— Постой… — перебил Годунов. — Да он чай в прошлом годе присягал покойному ещё государю…
— То астраханский воевода поторопился с байкой, дабы Ивана Васильевича умилостивить. Да кабы один Семейка. Там много озорных поводырей. Тот же Богдашка. То ли Барабоша, то ли Барбош, всяко его кличут… А всеми ватагами, молвят, Матюшка Мещеряк овладеть собрался.
— Не тот ли, из старых ещё заправщиков в волжских станицах?
— Он самый. Мало, он же из самых чтимых атаманов Ермака. А в живых так один и уцелел за тот поход. Последний, почитай, сибирский атаман. Сей Мещеряк нам до прошлого года службу немалую выказал, особливо у Кашлыка.
— Тоже притча… А я вроде слыхал, что там его и положили кучумцы, Мещеряка этого… — припомнил Борис озадаченно. Или притворялся?
— Запамятовал, либо обвёл тебя кто. Мещеряк опосля в Москве бывал, до очес царских допущен был. Ты ещё его сам на том приеме опрашивал. И людишек своих, до ста сабель, с собой привёл, окромя раненых, осевших на Волжской вольнице. По милости Фёдора Иоанновича определены они были на государеву службу под верховодство Ивана Сукина. Да Матюша, продажный пёс, наплевал на цареву ласку и днесь из Москвы вон подался. Зуб на кон — на Волгу. А там уж бузят! По Самаре до Яика плывут, переволакиваются и в тамошних улусах ногаям спуску не дают. Полон хватают — на юга гонят.

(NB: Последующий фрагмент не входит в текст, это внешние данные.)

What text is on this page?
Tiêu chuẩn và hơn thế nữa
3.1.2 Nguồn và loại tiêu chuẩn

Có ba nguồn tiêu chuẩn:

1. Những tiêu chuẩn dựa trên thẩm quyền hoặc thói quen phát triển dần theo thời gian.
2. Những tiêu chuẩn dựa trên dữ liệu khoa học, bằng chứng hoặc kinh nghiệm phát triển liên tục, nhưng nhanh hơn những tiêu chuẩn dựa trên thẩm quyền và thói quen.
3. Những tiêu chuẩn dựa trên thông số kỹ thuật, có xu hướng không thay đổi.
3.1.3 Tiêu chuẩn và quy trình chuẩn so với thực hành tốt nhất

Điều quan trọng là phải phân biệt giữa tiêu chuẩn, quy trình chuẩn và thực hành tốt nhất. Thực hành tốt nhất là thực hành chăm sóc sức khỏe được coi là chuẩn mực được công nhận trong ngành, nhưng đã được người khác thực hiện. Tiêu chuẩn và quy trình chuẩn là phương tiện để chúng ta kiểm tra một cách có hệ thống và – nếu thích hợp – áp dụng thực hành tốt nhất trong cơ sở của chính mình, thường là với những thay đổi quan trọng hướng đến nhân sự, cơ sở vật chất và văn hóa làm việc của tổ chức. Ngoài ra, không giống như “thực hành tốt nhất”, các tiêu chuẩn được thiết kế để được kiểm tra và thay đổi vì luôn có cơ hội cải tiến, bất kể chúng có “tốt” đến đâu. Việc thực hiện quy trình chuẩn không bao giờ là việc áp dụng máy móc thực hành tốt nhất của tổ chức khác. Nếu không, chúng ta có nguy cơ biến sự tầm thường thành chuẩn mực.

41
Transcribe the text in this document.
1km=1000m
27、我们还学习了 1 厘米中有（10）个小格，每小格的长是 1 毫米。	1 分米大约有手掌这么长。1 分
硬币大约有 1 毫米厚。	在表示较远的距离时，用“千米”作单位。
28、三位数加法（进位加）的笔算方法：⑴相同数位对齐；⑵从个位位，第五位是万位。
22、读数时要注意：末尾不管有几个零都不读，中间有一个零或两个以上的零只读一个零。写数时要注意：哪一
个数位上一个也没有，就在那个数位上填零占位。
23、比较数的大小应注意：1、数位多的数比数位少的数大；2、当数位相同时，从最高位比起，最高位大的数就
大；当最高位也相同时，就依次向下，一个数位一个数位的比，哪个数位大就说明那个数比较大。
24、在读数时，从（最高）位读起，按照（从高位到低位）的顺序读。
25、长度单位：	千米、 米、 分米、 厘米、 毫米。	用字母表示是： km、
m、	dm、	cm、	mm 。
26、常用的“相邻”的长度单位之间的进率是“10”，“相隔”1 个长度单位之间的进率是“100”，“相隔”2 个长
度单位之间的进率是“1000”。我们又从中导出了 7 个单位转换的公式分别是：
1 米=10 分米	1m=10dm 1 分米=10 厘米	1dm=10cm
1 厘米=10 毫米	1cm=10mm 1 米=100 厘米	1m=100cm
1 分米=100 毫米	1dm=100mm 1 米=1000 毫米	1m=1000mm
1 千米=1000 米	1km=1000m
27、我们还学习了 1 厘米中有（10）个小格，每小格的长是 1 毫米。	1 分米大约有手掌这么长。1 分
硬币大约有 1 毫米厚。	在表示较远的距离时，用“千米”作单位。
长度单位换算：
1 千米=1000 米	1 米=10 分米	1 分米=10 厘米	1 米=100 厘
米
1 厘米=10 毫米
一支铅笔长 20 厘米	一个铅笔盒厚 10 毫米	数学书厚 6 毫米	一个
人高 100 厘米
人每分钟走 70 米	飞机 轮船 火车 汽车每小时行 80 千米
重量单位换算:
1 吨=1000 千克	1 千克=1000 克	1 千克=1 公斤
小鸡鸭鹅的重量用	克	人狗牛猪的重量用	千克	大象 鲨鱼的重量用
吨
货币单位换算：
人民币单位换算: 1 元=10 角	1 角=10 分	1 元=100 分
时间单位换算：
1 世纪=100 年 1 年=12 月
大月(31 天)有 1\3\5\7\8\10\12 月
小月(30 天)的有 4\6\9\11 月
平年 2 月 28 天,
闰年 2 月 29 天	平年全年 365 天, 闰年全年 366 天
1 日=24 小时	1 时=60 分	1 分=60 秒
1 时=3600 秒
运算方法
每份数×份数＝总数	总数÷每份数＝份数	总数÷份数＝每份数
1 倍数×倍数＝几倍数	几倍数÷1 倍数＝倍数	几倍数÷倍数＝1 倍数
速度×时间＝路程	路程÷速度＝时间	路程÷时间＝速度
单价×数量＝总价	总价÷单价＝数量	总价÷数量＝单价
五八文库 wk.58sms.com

— Вишь ты, — молвил Борис, покусал губу, опять же как будто досадуя на всезнайство дьяка.
— Так вот, мне думается, такой человек навряд уж возвернётся. Ни нам от него пользы, ни улусам ногайским добра не жди. А ногаи и без того шипят. Вот-вот плескаться учнут. А мы тогда, сталбыть, меж двух зверюг?! Хоть самим вой. Не на руку ль это Батуру негодному? От ляхов никогда добра не жди. Досель его шляхта удерживала. Но вот Троекуров из Гродно что привёз? Хоть погибелью назови. Та шляхта, на кою мы уповали, ором opaла и без того неудержному своему буяну: «Иди на Русь, король! Дойди до Угры до самой, стряхни спеси с московитов! И вот тебе, государь, на это и золото наше, и головы наши, и руки наши верные»… Что там Батур? В самой Москве управы на татей нет. А хлеще всех — сапегин угодник, опять же лях, Пшибожовский. Покрывает отъявленных душегубов, а самого не тронь. За него в Москве и Сапега-посол, и Шуйские, а в Литве шляхта опять же. А!.. Слов нет, как худо с поляками. Иди на Русь, Батур! Каково? А?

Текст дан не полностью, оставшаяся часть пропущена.